Do you have a favorite book or podcast you’ve gotten a ton of value from and why?

Two books from which I’ve learned a lot and continue to be personally and professionally valuable: Jim Collin’s Good to Great (with GtoG for the Social Sector monograph) and Will and Ariel Durant’s The Lessons of History.

The central tenet of GtoG is simple yet applicable to any leadership situation and in most organizational environments: confront the brutal facts. Get the wrong people off the bus. Get the right people on the bus. Get the right people in the right seats. I’ve found these to be effective steps to affect change in both universities and nonprofit museums but have learned from experience that accomplishing each step requires thoughtful attention to the organization’s existing culture, financial status, and mission/goals.

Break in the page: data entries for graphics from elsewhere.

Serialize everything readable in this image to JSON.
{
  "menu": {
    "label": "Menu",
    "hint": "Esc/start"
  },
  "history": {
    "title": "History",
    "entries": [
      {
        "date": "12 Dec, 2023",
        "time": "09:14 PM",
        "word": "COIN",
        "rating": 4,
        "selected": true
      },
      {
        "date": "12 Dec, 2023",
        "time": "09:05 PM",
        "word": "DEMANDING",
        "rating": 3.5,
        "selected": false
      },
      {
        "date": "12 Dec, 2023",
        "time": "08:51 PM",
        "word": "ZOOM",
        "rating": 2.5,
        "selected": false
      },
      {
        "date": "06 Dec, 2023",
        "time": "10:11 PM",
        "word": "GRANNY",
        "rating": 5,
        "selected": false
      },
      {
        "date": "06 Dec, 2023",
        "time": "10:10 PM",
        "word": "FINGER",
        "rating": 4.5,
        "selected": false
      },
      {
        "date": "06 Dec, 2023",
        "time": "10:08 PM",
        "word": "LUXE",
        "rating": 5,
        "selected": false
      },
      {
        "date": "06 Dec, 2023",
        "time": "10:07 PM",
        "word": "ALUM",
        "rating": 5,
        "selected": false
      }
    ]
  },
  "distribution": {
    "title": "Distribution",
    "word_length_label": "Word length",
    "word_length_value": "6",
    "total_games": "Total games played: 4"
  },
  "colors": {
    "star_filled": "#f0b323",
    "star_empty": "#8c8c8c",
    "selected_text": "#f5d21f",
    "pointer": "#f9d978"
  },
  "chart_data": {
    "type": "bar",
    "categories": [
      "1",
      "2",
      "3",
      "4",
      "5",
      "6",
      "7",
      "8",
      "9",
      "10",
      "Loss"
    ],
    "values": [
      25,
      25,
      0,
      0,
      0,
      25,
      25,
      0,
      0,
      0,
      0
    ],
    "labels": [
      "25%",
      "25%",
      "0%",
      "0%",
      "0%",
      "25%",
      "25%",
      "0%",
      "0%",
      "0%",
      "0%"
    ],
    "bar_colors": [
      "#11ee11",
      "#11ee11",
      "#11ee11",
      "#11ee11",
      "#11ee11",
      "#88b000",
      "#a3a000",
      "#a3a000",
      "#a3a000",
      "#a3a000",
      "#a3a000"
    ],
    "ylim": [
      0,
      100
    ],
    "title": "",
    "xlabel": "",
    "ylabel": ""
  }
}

The Lessons of History condenses the Durants’ eleven-volume The Story of Civilization into chapters on the relationship between History and the earth, biology, race, character, morals, religion, economics, socialism, government, and war. Although the lessons are framed by research conducted in 1950-1960, each chapter provides a context for many of the societal changes that have influenced the world we live in today. Even though the longest of the 13 chapters is only 10 pages long, I’ve had to use Google research more than ever before to learn about the times, places, and people referenced.

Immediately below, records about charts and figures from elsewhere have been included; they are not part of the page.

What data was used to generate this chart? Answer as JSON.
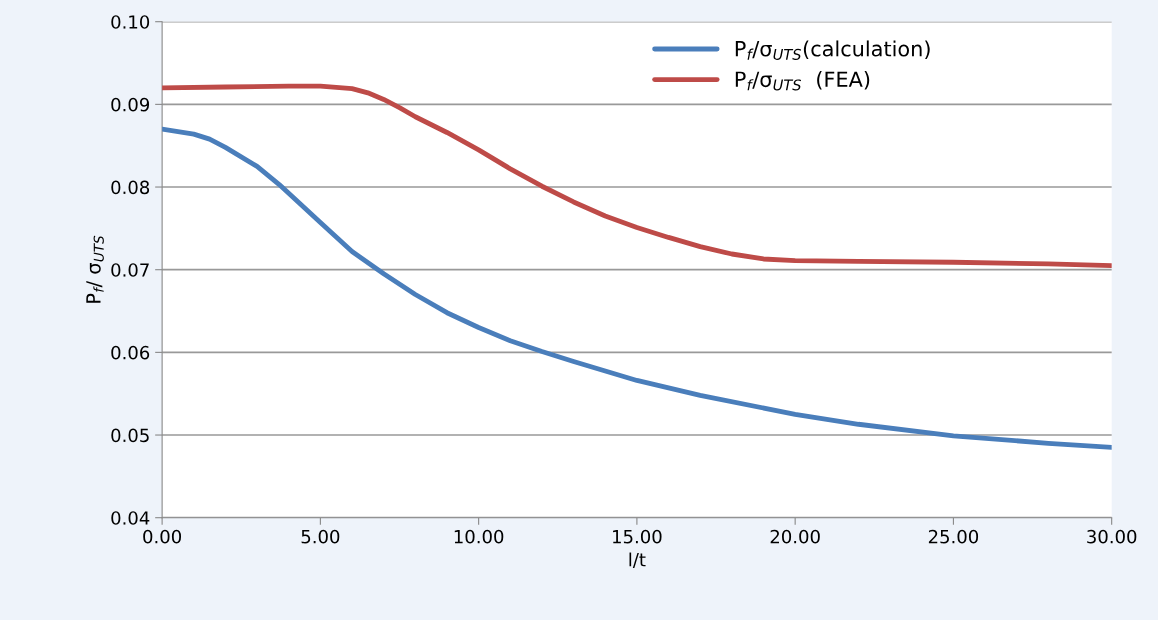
{
  "chart_data": {
    "type": "line",
    "xlabel": "l/t",
    "ylabel": "P$_{f}$/ σ$_{UTS}$",
    "series": [
      {
        "name": "P$_{f}$/σ$_{UTS}$(calculation)",
        "color": "#4a7ebb",
        "x": [
          0,
          1,
          1.5,
          2,
          3,
          3.7,
          5,
          6,
          7,
          8,
          9,
          10,
          11,
          12,
          13,
          15,
          17,
          20,
          22,
          25,
          28,
          30
        ],
        "values": [
          0.087,
          0.0864,
          0.0858,
          0.0848,
          0.0825,
          0.0803,
          0.0757,
          0.0722,
          0.0695,
          0.067,
          0.0648,
          0.063,
          0.0614,
          0.0601,
          0.0589,
          0.0566,
          0.0548,
          0.0525,
          0.0513,
          0.0499,
          0.049,
          0.0485
        ]
      },
      {
        "name": "P$_{f}$/σ$_{UTS}$  (FEA)",
        "color": "#be4b48",
        "x": [
          0,
          2,
          4,
          5,
          6,
          6.5,
          7,
          7.5,
          8,
          9,
          10,
          11,
          12,
          13,
          14,
          15,
          16,
          17,
          18,
          19,
          20,
          22,
          25,
          28,
          30
        ],
        "values": [
          0.092,
          0.0921,
          0.0922,
          0.0922,
          0.0919,
          0.0914,
          0.0906,
          0.0896,
          0.0885,
          0.0866,
          0.0845,
          0.0822,
          0.0801,
          0.0782,
          0.0765,
          0.0751,
          0.0739,
          0.0728,
          0.0719,
          0.0713,
          0.0711,
          0.071,
          0.0709,
          0.0707,
          0.0705
        ]
      }
    ],
    "xlim": [
      0,
      30
    ],
    "xticks": [
      {
        "value": 0,
        "label": "0.00"
      },
      {
        "value": 5,
        "label": "5.00"
      },
      {
        "value": 10,
        "label": "10.00"
      },
      {
        "value": 15,
        "label": "15.00"
      },
      {
        "value": 20,
        "label": "20.00"
      },
      {
        "value": 25,
        "label": "25.00"
      },
      {
        "value": 30,
        "label": "30.00"
      }
    ],
    "ylim": [
      0.04,
      0.1
    ],
    "yticks": [
      {
        "value": 0.04,
        "label": "0.04"
      },
      {
        "value": 0.05,
        "label": "0.05"
      },
      {
        "value": 0.06,
        "label": "0.06"
      },
      {
        "value": 0.07,
        "label": "0.07"
      },
      {
        "value": 0.08,
        "label": "0.08"
      },
      {
        "value": 0.09,
        "label": "0.09"
      },
      {
        "value": 0.1,
        "label": "0.10"
      }
    ],
    "grid": "y",
    "legend": "top right",
    "marker": "none",
    "line_style": "solid"
  }
}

What’s a movie or series you recently enjoyed and why?

The Law According to Lidia Poet is Netflix Italy’s stylized version of the life of Lidia Poet, Italy’s first female attorney. While Netflix promotes the central character as “Italy’s first female detective,” the series reveals that although the historical Lidia passed the requisite law examinations (receiving her degree in 1881), after two years in “forensic practice” she was approved by the Order of Lawyers in Turin and enrolled in the “roll of lawyers” until the Attorney General and a Court of Appeals determined that her enrollment was illegal.

Viewers quickly see that while Lidia Poet works with “legal” attorneys, she sees characters, crimes, and individual circumstances more clearly than her male counterparts. Lidia’s commitment to securing justice for her clients mirrors her own fight to practice law as a member of the judiciary. Set in the late 1880s, the series thoughtfully and forcefully addresses the laws and cultural norms that limited—and in some modern societies continue to limit—capable women from seeking and performing “professional” roles. The series is another reminder that human history doesn’t repeat itself, but we humans do. (BTW: anyone who enjoys “period piece” movies/shows will marvel at the settings and wardrobes.)

Key learnings

  • Being intentional about one’s personal life is far more important than being international about one’s professional journey and success.
  • Moving forward in volatile, uncertain, complex, ambiguous (VUCA) times is challenging; to make forward progress requires personal resilience and strategic clarity.
  • Making changes can be intimidating or downright frightening, so it’s critical that proposed changes be acceptable to the affected individuals, organizations, and stakeholders.
  • It’s critically important to reflect on the circumstances that shape near- and long-term goal setting.